After I installed a fresh copy of Ubuntu’s 11.10 version on my laptop, one of the first tasks (after installing gvim of course) was getting Qt on my machine.
Turned out it was a bit more painful than the docs describe…
Due to the deployment issues at work, I’m currently bound of using Qt 4.7.4 rather than the newest kid in town, being 4.8.0. Therefor I was forced to compile the whole lot from source.
Gcc is installed straight out of the box, but the ‘build-essential’ tools are required, else you can’t actually compile:
The docs then dictate to ./configure, make and sudo make install. And I did. After an hour of 2 or 3 (who keeps track, right), I launched qtconfig.
I noticed Qt used a double spaced font ‘Batang’, and I couldn’t set it to a more decent (like in readable) font…

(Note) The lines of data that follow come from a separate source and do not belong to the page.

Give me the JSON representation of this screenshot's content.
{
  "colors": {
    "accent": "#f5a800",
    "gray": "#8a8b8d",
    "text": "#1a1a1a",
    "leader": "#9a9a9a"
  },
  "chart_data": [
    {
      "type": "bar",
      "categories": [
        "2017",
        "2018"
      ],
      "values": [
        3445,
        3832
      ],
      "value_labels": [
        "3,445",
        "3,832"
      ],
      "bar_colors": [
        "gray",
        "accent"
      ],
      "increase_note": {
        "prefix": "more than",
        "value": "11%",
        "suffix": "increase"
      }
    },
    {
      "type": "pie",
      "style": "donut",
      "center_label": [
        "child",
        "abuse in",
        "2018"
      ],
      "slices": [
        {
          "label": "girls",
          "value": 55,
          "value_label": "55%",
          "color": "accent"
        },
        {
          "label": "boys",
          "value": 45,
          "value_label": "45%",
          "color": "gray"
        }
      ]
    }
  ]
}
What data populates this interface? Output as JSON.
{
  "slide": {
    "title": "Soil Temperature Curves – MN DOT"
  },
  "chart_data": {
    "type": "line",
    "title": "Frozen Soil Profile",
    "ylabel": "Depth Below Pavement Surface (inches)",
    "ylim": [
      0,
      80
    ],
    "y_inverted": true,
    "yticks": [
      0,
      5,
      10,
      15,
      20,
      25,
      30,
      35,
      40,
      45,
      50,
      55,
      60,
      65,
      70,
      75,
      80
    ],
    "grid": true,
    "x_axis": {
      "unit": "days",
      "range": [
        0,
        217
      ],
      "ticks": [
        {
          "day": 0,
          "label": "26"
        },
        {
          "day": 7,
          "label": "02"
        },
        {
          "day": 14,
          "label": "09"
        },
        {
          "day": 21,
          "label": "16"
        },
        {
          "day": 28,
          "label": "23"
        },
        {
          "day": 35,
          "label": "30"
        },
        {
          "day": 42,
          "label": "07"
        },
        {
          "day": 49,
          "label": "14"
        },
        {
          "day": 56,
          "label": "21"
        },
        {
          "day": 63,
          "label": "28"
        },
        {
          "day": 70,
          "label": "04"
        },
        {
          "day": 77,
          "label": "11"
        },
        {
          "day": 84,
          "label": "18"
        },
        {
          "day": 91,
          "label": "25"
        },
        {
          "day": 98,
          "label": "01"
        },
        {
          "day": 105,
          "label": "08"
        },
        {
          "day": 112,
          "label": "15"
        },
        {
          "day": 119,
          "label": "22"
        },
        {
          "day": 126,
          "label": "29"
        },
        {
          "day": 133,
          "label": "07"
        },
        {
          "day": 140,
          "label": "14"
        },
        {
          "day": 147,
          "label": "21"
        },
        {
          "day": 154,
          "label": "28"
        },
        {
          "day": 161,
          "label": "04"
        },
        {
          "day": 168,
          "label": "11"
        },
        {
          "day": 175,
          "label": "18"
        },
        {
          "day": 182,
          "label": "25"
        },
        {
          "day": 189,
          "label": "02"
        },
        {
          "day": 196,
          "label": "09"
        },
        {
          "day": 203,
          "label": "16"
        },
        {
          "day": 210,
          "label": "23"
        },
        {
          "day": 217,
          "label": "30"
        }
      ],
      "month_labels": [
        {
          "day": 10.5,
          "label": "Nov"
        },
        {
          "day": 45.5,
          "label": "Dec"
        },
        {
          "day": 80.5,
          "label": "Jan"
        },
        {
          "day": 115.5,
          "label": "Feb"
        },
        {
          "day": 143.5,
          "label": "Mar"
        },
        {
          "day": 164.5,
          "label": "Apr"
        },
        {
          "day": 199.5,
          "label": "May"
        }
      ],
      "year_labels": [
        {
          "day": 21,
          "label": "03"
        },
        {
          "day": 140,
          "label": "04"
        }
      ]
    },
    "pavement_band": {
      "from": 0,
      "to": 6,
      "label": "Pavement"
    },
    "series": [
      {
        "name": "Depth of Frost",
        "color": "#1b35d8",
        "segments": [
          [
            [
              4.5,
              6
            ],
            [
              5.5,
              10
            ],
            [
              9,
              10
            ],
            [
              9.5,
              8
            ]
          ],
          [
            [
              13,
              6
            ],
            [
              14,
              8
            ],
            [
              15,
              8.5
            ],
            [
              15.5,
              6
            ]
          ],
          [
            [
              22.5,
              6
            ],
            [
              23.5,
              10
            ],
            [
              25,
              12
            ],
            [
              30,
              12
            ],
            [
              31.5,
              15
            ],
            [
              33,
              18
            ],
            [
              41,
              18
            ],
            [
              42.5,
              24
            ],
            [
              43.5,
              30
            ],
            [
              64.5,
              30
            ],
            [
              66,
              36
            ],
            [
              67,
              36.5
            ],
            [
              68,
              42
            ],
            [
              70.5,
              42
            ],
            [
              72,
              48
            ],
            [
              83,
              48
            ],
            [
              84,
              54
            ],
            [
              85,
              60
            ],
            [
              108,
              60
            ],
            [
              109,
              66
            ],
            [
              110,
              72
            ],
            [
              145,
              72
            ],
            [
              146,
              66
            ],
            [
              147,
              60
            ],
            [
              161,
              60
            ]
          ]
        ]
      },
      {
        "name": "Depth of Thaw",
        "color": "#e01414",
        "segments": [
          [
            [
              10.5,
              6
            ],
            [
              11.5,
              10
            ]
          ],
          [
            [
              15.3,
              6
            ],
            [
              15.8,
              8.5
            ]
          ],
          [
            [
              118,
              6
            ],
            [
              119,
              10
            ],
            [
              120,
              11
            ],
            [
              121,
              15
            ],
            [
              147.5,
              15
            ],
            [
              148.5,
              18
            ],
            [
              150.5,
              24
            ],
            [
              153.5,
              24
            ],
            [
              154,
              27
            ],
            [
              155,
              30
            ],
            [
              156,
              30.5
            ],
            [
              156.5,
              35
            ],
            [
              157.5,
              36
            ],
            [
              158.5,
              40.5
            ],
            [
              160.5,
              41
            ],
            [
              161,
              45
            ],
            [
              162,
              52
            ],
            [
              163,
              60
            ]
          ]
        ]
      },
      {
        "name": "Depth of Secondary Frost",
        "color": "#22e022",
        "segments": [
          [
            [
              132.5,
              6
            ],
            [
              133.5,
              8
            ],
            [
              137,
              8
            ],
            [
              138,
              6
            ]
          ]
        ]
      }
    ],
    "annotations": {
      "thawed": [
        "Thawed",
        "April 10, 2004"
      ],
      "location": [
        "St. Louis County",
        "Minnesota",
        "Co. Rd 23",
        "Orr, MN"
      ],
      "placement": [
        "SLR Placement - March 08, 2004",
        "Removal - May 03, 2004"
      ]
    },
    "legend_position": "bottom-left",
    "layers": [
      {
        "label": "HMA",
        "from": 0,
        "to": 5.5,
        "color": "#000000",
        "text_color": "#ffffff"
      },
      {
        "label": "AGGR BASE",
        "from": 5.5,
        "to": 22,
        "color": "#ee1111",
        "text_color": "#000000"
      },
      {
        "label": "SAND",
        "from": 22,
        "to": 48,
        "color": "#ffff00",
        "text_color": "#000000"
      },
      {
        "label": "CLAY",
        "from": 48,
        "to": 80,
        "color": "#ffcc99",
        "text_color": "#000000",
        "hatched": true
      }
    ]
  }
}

Some google searches later I learned that you need to configure it with the -fontconfig, in order to use the anti-aliased fonts of your Ubuntu installation. If you just run ‘make clean && ./configure -fontconfig’ you’ll get a configuration error that ‘FontConfig support cannot be enabled due to functionality tests!’. Bollocks.
To get rid of that problem, you’ll need to ‘sudo apt-get install libfontconfig1-dev’, and then configure the Qt source with the fontconfig option enabled, and you’ll be all set up and good to go.